Achim Feyhl wünscht sich, dass mehr Firmen, Restaurants und Städte am Programm "Unbehindert miteinander – für eine barrierefreie Ortenau" teilnehmen. Foto: Deckert Foto: Schwarzwälder-Bote

Der Geschäftsführer der Lebenshilfe Offenburg-Oberkirch über den langen Weg zur gleichberechtigten Teilhabe

Offenburg. Können Gemeinschaftsschulen wirklich dazu beitragen, dass ein Miteinander von Kindern mit und ohne Behinderung funktioniert? Und warum ist ein Job für Erwachsene mit Behinderung so wichtig? Die Lebenshilfe Offenburg-Oberkirch befasst sich seit einem halben Jahrhundert mit diesen Themen. Geschäftsführer Achim Feyhl sieht darin einen kollateralen Nutzen für die Gesellschaft.

Herr Feyhl, 50 Jahre Lebenshilfe Offenburg-Oberkirch.
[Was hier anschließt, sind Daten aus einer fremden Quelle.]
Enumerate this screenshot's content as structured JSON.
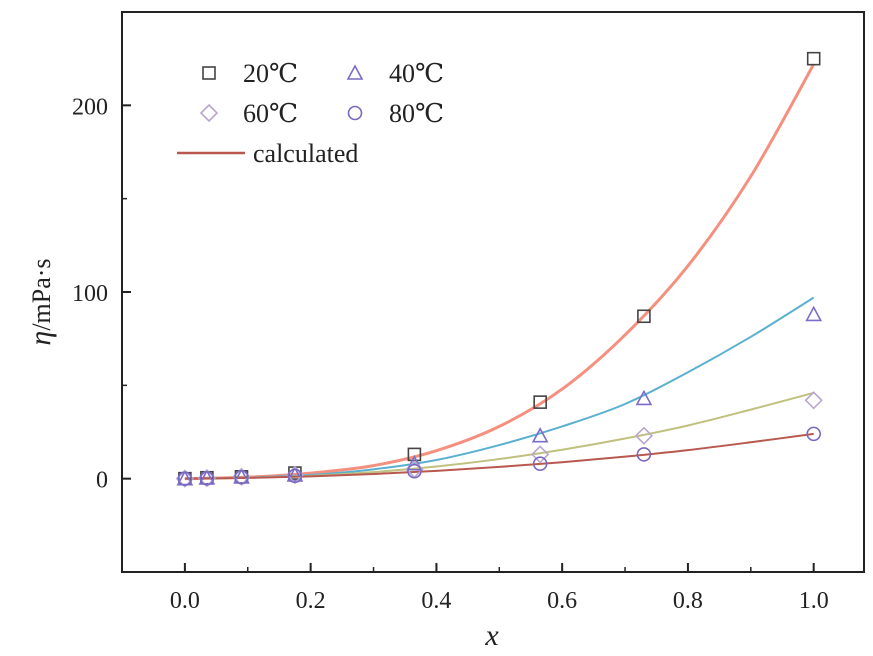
{
  "chart_data": {
    "type": "scatter",
    "title": "",
    "xlabel": "x",
    "ylabel_symbol": "η",
    "ylabel_unit": "/mPa·s",
    "xlim": [
      -0.1,
      1.08
    ],
    "ylim": [
      -50,
      250
    ],
    "x_ticks": [
      0.0,
      0.2,
      0.4,
      0.6,
      0.8,
      1.0
    ],
    "x_tick_labels": [
      "0.0",
      "0.2",
      "0.4",
      "0.6",
      "0.8",
      "1.0"
    ],
    "y_ticks": [
      0,
      100,
      200
    ],
    "y_tick_labels": [
      "0",
      "100",
      "200"
    ],
    "legend": {
      "position": "top-left",
      "entries": [
        {
          "label": "20℃",
          "marker": "square",
          "color": "#444444"
        },
        {
          "label": "40℃",
          "marker": "triangle",
          "color": "#7a6cc8"
        },
        {
          "label": "60℃",
          "marker": "diamond",
          "color": "#b8a6d0"
        },
        {
          "label": "80℃",
          "marker": "circle",
          "color": "#7a68c0"
        },
        {
          "label": "calculated",
          "marker": "line",
          "color": "#b8584e"
        }
      ]
    },
    "series": [
      {
        "name": "20℃",
        "marker": "square",
        "color": "#444444",
        "fit_color": "#f59080",
        "x": [
          0.0,
          0.035,
          0.09,
          0.175,
          0.365,
          0.565,
          0.73,
          1.0
        ],
        "y": [
          0,
          0.5,
          1,
          3,
          13,
          41,
          87,
          225
        ],
        "fit": [
          [
            0,
            0
          ],
          [
            0.1,
            0.8
          ],
          [
            0.2,
            3
          ],
          [
            0.3,
            7
          ],
          [
            0.4,
            15
          ],
          [
            0.5,
            28
          ],
          [
            0.6,
            48
          ],
          [
            0.7,
            77
          ],
          [
            0.8,
            114
          ],
          [
            0.9,
            162
          ],
          [
            1.0,
            222
          ]
        ]
      },
      {
        "name": "40℃",
        "marker": "triangle",
        "color": "#7a6cc8",
        "fit_color": "#5ab0d0",
        "x": [
          0.0,
          0.035,
          0.09,
          0.175,
          0.365,
          0.565,
          0.73,
          1.0
        ],
        "y": [
          0,
          0.4,
          1,
          2,
          8,
          23,
          43,
          88
        ],
        "fit": [
          [
            0,
            0
          ],
          [
            0.1,
            0.6
          ],
          [
            0.2,
            2
          ],
          [
            0.3,
            5
          ],
          [
            0.4,
            10
          ],
          [
            0.5,
            18
          ],
          [
            0.6,
            28
          ],
          [
            0.7,
            40
          ],
          [
            0.8,
            57
          ],
          [
            0.9,
            76
          ],
          [
            1.0,
            97
          ]
        ]
      },
      {
        "name": "60℃",
        "marker": "diamond",
        "color": "#b8a6d0",
        "fit_color": "#c0c080",
        "x": [
          0.0,
          0.035,
          0.09,
          0.175,
          0.365,
          0.565,
          0.73,
          1.0
        ],
        "y": [
          0,
          0.3,
          1,
          2,
          5,
          13,
          23,
          42
        ],
        "fit": [
          [
            0,
            0
          ],
          [
            0.1,
            0.5
          ],
          [
            0.2,
            1.5
          ],
          [
            0.3,
            3.5
          ],
          [
            0.4,
            6.5
          ],
          [
            0.5,
            10.5
          ],
          [
            0.6,
            15.5
          ],
          [
            0.7,
            21.5
          ],
          [
            0.8,
            28.5
          ],
          [
            0.9,
            37
          ],
          [
            1.0,
            46
          ]
        ]
      },
      {
        "name": "80℃",
        "marker": "circle",
        "color": "#7a68c0",
        "fit_color": "#b8584e",
        "x": [
          0.0,
          0.035,
          0.09,
          0.175,
          0.365,
          0.565,
          0.73,
          1.0
        ],
        "y": [
          0,
          0.2,
          0.8,
          1.5,
          4,
          8,
          13,
          24
        ],
        "fit": [
          [
            0,
            0
          ],
          [
            0.1,
            0.4
          ],
          [
            0.2,
            1.2
          ],
          [
            0.3,
            2.5
          ],
          [
            0.4,
            4.2
          ],
          [
            0.5,
            6.3
          ],
          [
            0.6,
            8.8
          ],
          [
            0.7,
            11.8
          ],
          [
            0.8,
            15.3
          ],
          [
            0.9,
            19.5
          ],
          [
            1.0,
            24
          ]
        ]
      }
    ]
  }
}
Worauf sind Sie besonders stolz?

Darauf dass wir sehr, sehr viel in dieser Zeit geschafft haben. Wir sind zwar noch auf dem Weg – aber wir haben auch schon einiges für Menschen mit Behinderung erreicht. Vor allem sind wir stolz auf das Programm "Für alle". Das ist ein inklusives Programm und geht von Kindertagesstätten bis zum Arbeitsleben und der Teilhabe am Alltag.

Gibt es ein Leuchtturmprojekt?

Ja, das "Unbehindert miteinander – für eine barrierefreie Ortenau", gemeinsam mit Landrat Frank Scherer, der als Schirmherr fungiert. Damit wollen wir reale Barrieren abbauen. Auch die im Kopf.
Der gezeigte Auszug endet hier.